Тем временем дрова прогорели, Макс выкладывал на решётку мясо, Алекс с гостями накрывала большой стол в беседке, Макарыч всеми руководил.

– Лёня! – позвал Макс крутившегося тут же в своём кресле сына, – Лёня, посмотри, дома ли Стрепетовы, и если дома, то позови их тоже.

– Хорошо, – сказал мальчик, поехал к воротам.

Макарыч одобрительно кивнул:

– С соседями дружить нужно.

Макс пожал плечами:

– Неудобно как-то… Я не то чтоб с ними дружу, но Эсфирь занимается с Лёнькой английским и в её руках он прямо расцвёл, заговорил и я ей очень благодарен.… И потом, посмотри, сколько еды, здесь без подмоги не обойтись, так что…

– Гляди-ка! – перебил Макса Вальтер и показал на улицу. Вдоль забора, обняв себя за плечи, медленно шла жена Влада Покровского, Снежана.

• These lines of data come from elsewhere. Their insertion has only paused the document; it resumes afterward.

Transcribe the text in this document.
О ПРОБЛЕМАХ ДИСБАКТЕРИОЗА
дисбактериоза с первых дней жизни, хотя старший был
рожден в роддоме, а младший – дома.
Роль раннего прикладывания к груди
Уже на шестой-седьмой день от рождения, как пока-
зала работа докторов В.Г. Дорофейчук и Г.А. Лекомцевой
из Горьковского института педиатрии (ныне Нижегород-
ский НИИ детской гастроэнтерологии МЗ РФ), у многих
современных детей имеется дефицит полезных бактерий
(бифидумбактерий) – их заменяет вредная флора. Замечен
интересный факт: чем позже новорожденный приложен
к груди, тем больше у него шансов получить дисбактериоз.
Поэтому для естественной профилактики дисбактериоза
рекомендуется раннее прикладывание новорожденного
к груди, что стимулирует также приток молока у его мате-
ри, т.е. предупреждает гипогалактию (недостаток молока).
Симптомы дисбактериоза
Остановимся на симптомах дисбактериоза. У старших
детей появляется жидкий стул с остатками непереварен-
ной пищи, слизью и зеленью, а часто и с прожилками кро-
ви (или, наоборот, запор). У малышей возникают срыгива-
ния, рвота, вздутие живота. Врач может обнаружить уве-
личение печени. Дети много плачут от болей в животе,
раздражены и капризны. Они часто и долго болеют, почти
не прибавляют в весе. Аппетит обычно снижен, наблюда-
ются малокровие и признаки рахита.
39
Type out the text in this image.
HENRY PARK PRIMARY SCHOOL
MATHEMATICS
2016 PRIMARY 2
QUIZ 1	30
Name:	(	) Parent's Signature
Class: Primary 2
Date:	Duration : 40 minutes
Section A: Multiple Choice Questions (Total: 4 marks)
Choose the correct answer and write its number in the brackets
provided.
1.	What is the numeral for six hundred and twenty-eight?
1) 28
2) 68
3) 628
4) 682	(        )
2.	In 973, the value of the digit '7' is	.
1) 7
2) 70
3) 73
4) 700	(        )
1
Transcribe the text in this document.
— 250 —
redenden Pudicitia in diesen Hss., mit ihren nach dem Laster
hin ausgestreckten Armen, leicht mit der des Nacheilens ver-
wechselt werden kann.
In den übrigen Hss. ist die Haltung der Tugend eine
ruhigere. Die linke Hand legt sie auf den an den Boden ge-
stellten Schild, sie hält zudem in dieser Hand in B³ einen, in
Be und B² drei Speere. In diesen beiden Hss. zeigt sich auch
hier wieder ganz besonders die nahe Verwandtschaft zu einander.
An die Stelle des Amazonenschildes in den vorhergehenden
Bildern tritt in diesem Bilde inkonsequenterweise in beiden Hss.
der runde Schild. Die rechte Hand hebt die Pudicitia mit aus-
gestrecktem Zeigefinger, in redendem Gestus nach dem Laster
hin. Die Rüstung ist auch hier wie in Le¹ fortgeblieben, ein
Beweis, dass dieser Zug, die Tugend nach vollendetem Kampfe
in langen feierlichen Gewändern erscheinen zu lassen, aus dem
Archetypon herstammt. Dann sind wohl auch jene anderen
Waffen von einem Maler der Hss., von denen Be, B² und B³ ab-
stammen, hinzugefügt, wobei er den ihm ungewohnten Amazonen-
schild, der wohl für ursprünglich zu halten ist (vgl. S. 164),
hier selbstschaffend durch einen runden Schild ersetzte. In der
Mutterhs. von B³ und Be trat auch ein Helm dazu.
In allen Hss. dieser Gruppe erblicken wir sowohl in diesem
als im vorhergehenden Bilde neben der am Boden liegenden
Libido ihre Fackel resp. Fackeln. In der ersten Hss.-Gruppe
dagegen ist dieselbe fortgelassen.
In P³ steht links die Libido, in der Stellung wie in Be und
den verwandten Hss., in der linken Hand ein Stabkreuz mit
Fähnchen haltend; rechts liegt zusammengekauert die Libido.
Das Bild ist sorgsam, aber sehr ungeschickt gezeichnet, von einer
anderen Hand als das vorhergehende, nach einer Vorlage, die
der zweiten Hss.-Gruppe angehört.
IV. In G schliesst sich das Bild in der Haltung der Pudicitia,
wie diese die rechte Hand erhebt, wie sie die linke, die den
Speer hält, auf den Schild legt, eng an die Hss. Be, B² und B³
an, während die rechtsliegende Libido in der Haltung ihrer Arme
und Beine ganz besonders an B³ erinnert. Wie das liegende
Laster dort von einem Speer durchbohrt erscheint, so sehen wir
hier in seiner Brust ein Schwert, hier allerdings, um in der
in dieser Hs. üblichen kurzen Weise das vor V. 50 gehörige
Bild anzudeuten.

– Снежа! – позвал Макс, и Вальтеру, – Андрей, смотри за мясом!

Макс быстро прошёл к калитке, открыл её, вышел.

– Здравствуй, Снежа!

– Здравствуй, Пашенька! – Снежа улыбалась.

– Куда ты идёшь?

– Домой. Влад уехал в город, повёз девочек на карусели, а я решила прогуляться…

– Пойдём к нам.

Она нахмурилась:

– Я не знаю, Паша…

Макс шагнул к ней ближе, сказал вполголоса:

– Ты боишься?

– Владик будет сердиться…

Макс сжал кулаки:

– Когда они вернутся?

– Не знаю… Он хочет им показать мосты…

– Первый мост не раньше часа ночи разведут. Ещё много времени в запасе. Пойдём, милая, посидишь, с людьми поговоришь…

Она растерянно потёрла лоб, вздохнула:

– Ну, хорошо, если ненадолго…

Макс за руку привёл ей к столу, нашёл глазами Алекс, позвал, познакомил их со Снежаной. Потом окликнул Макарыча:

– Что мясо?

– Готово.

Когда глаза у всех уже горели предвкушением, во двор, ведомые Лёней, зашли последние гости – соседи Макса справа, супруги Стрепетовы, Иван и Эсфирь. У Эсфири в руках была коробочка с сухим тортом, у её мужа – маленькая бутылка светлого пива. Стоявший, тут же, Макарыч скользнул по пиву взглядом, крякнул, сказал:

– Ваня, Фира… Милости просим к столу, – и широким жестом указал на беседку.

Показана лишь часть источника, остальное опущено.